Wednesday, October 26, 2011

I have no idea

I couldn't think of a title. That's as good as it gets. The only other thing that comes to mind is 'waiting'.......been there done that! I feel like I am on a roller coaster. Some days up, some days down........some hours up...some down. Wow, that sound kinda depressing.
OK, new topic. Jim has been working straight days 7-3 M-F. The past couple of weeks he has come home with many stories of surgeries at work done on adoptive girls from China. This is rare. I can count on one hand the number of surgeries on adoptive kids that he has talked about. Why in the last couple of weeks has there been soooo many.
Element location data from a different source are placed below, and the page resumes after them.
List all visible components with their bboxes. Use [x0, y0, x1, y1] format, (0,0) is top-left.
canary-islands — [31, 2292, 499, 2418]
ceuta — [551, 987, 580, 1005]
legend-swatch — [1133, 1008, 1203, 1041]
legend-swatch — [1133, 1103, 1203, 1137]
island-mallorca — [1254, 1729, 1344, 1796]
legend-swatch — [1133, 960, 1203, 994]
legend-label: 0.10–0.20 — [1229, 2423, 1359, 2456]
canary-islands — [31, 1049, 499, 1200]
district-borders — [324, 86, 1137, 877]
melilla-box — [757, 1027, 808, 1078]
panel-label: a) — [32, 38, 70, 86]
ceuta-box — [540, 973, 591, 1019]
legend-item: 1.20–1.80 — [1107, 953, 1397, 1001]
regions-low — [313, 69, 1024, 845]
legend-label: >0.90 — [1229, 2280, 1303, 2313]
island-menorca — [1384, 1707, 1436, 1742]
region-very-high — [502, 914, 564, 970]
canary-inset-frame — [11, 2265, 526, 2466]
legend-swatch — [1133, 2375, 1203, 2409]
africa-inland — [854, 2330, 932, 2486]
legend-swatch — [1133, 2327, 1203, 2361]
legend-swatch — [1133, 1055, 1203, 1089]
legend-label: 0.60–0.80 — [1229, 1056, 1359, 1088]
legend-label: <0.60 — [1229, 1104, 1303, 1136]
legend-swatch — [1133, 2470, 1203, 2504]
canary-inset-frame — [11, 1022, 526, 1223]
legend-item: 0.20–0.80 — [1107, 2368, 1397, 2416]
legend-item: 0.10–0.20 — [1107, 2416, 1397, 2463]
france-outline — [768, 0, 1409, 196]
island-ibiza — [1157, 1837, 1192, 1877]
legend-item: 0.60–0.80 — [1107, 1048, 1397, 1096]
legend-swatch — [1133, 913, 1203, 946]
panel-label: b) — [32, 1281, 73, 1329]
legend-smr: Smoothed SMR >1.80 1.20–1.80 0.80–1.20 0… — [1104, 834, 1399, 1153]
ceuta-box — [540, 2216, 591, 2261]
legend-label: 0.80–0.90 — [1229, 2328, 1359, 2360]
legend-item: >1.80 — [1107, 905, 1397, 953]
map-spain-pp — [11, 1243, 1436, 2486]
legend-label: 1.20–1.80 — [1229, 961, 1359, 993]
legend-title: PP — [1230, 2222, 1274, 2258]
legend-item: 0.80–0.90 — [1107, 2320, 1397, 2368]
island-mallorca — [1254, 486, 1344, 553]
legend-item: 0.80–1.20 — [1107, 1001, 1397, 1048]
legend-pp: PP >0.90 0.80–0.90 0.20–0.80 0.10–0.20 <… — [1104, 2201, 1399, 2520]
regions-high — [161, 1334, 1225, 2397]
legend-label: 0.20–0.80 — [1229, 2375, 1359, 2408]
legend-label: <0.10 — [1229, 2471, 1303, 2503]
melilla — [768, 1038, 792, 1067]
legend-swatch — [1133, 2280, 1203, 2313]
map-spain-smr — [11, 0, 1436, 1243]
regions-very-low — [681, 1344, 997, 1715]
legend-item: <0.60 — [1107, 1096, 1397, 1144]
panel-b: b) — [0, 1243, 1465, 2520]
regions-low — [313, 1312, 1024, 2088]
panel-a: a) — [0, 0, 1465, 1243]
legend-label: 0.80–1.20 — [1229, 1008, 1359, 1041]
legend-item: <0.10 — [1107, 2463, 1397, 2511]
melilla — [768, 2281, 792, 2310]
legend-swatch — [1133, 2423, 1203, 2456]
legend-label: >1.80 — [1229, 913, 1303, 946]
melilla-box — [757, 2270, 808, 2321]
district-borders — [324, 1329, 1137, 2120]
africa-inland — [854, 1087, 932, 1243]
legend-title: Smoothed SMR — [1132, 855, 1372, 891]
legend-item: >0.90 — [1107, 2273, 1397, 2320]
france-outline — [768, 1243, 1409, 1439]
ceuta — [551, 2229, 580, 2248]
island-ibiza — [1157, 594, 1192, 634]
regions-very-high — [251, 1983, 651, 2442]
I would love to be able to chalk it up to divinity or karma, but, I am too pessimistic to put much faith in that. Part of me is able to, the other part, not so much. I have been let down too much, yet I still have faith. I cling to that part that just wants to believe that this is a sign from above, but, if not, I don't think I can handle the emotional crash. I know that she is out there, I can feel her. We just need to find her. I do have faith!
I think I need to stop blogging after 9 pm. I get far too philosophical and emotional! OH well, I have been paper pregnant for about 2 years now!!!!!!
I will let you know Friday where we stand with the release of the shared list. Cross your fingers and say a few prayers.